Long Beach residents will be gathering at City Hall to demand a credit report reform that would eliminate the need to pay a fee per housing application and ask for a Renter’s Day that would be used as a platform to advance affordable housing policies.
The rally, organized by Long Beach Residents Empowered (otherwise known as LiBRE) will begin in front of the Long Beach City Hall doors at 4 p.m. and move into the building, where they will sit it on the Long Beach City Council meeting taking place at 5 p.m. There they will voice a demand for the city council to proclaim Renter’s Day an annual event on April 19.
“We are residents, and we have a voice — we want to be heard,” LiBRE Program Director Jorge Rivera said.
Rivera also hopes that the day will be used to celebrate the contributions of renters to the city of Long Beach and for residents to use it as a platform for advancing policies that help property owners and renters, such as reforming the credit check process that people are subject to when they apply for residency, which comes with a fee that must be paid for per application. He wants to change that process so that people only have to pay a one-time fee that covers them for 90 days while they search for a home.

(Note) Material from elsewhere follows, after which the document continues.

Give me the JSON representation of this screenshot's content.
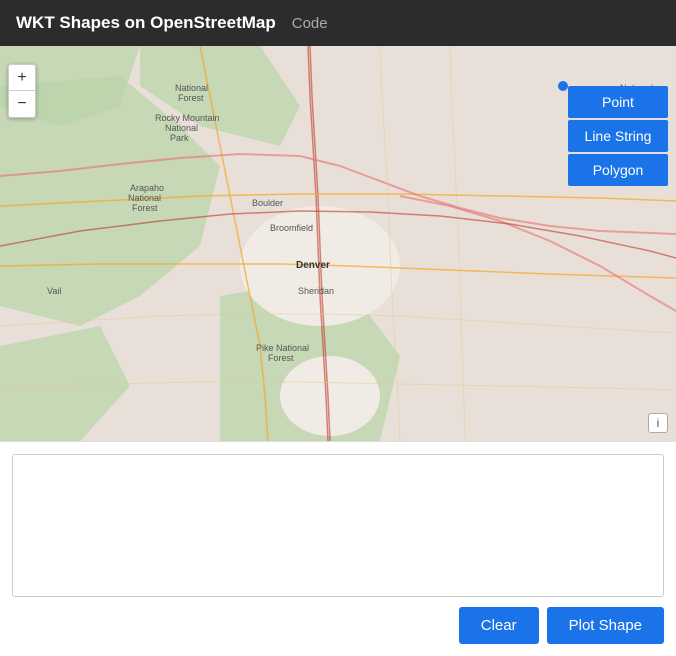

Renters make up 60 percent of the city’s population, according to Mayor Robert Garcia’s affordable housing study sessions conducted last year.
The rally was inspired by the Renter’s Day that was approved in Los Angeles three years ago and has been planned for months. Rivera hopes that the event will serve as a way to build momentum around a renter movement in Long Beach.
“We contribute a lot, we make the city work, [and] we want the city to acknowledge our presence,” Rivera said.
First District councilwoman Lena Gonzalez and 2nd District councilwoman Jeannine Pearce had confirmed that they will be present at the rally.
Rivera said that the credit check reform was brought up by residents around the time of Garcia’s study. Many find it a burden to pay for credit checks while not knowing if their payments will lead to securing housing, and their credit scores are damaged by the multiple payments.
“It is hard for me to have the money for rent and [the] deposit,” Long Beach resident Evangelina Ramirez said.
Ramirez has lived in Long Beach for 24 years and has been searching for a home since December.
“Every time that my credit score is checked, my score is going down — and not only mine but my kids’ credit scores too,” Ramirez said. “We have to submit an application for each one older than 18 years of age, and we have to pay each time – from $25 to $45 for each application.”
During the rally, there will be a silent demonstration by the Long Beach Gray Panthers, an organization that promotes senior’s issues. The demonstration will consist of the Gray Panthers sitting and holding up case files of seniors who have been affected by the lack of affordable housing and increases in rent.
Rivera wants residents of Long Beach to unify with events like this rally, but he also wants to help unify people throughout Los Angeles county. He said that April 19 was chosen as Long Beach’s Renter’s Day because it would align with Los Angeles’ Renter’s Day. Rivera sees this alignment as a way to bring both cities closer together and build a wider movement for addressing affordable housing issues.
“This is the first step in forming a renters movement,” Rivera said. “We can win when we unite and stand side-by-side.”